La BCE considère que des normes communes peuvent aider les entreprises européennes de paiements à s'étendre dans plusieurs pays et à plus de commerçants.
Le projet répond également à la dépendance de l'Europe vis-à-vis des infrastructures de paiement contrôlées depuis l'extérieur du continent. Cipollone a déclaré dans l'interview que la plupart des systèmes utilisés quotidiennement par les Européens ne sont pas entre des mains européennes.
Cette dépendance peut affecter la continuité des paiements en cas de défaillances, de décisions commerciales ou de tensions géopolitiques sur lesquelles les autorités européennes n'ont pas de contrôle.
L'euro numérique offrirait une infrastructure publique européenne pour les paiements dans toute la zone euro.
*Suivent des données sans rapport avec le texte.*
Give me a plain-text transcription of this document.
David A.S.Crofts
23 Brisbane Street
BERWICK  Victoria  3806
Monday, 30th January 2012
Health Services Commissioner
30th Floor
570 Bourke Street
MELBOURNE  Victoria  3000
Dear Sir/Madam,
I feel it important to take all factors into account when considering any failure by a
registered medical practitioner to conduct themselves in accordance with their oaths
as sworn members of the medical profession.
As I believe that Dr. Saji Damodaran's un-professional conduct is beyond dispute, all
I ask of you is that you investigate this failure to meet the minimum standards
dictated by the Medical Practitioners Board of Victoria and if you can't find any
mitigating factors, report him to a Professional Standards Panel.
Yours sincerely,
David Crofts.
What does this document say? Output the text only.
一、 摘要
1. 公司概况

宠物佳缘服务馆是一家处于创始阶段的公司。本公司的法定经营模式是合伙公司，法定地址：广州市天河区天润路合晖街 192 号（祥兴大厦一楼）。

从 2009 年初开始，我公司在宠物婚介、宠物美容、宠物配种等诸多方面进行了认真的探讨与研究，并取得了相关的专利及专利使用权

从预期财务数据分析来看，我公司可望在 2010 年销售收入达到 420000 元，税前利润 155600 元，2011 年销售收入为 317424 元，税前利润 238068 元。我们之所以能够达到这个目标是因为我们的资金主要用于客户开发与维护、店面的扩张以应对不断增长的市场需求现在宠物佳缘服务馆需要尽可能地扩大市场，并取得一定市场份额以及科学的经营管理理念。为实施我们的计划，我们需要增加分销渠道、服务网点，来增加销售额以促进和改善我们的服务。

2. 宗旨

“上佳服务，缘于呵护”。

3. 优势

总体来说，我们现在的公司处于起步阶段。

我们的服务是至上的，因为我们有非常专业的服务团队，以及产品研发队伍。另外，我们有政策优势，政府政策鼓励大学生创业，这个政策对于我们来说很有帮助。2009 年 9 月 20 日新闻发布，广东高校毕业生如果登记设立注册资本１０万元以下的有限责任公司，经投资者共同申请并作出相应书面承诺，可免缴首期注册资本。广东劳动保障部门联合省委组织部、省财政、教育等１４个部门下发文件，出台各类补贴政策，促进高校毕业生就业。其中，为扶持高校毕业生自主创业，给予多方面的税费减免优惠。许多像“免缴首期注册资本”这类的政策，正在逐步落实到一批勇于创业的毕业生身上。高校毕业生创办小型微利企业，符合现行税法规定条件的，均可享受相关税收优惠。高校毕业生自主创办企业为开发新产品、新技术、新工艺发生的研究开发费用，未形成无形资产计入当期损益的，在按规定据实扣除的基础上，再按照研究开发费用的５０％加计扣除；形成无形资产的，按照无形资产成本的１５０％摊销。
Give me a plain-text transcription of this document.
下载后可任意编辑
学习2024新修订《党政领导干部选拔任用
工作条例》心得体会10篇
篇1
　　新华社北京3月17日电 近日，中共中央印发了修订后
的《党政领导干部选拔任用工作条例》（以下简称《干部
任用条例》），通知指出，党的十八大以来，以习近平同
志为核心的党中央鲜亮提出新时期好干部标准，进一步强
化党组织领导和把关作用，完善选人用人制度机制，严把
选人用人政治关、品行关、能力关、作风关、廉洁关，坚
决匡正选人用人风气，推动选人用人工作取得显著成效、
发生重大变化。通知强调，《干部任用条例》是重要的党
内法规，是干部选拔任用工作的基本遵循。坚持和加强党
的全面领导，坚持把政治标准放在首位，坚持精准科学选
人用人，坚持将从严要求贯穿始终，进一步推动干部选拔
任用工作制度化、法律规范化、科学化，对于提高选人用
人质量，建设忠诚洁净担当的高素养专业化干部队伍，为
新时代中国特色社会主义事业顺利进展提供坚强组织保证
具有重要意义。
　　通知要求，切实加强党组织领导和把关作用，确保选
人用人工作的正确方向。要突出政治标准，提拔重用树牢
Cipollone l'a décrit comme une réponse technique à la numérisation de l'économie, qui produit également des bénéfices géopolitiques.
La sécurité informatique sera testée avant tout lancement général. Cipollone a rappelé que l'Eurosystème gère déjà trois infrastructures majeures pour les paiements interbancaires, les transactions de titres et les transferts instantanés.
Le système T2 traite tous les huit jours des transactions d'une valeur cumulée équivalente au produit intérieur brut annuel de la zone euro, selon l'officiel de la BCE.
Il a déclaré que l'expérience de la gestion de ces systèmes sera utilisée pour l'euro numérique et que l'infrastructure sera testée et renforcée en permanence, y compris face aux risques amplifiés par l'intelligence artificielle.
Dans la même interview accordée à Ouest-France, Cipollone a également discuté de la politique monétaire. Il a déclaré que la BCE cherche à empêcher la hausse des prix de l'énergie de se transformer en attentes persistantes d'inflation, en augmentations salariales et en nouvelles hausses de prix.
Selon l'officiel, l'économie ressent déjà l'effet direct du pétrole plus cher et de l'augmentation des coûts de production, mais la BCE n'observe pas encore d'effets de second tour. L'institution veille à ce que les attentes concernant l'inflation à moyen et long terme restent ancrées à l'objectif de 2 %.
Le lancement du pilote en septembre 2027 ne garantit pas l'introduction de l'euro numérique pour le grand public. La décision finale dépendra de la législation adoptée, de la préparation technique et des résultats du projet pilote.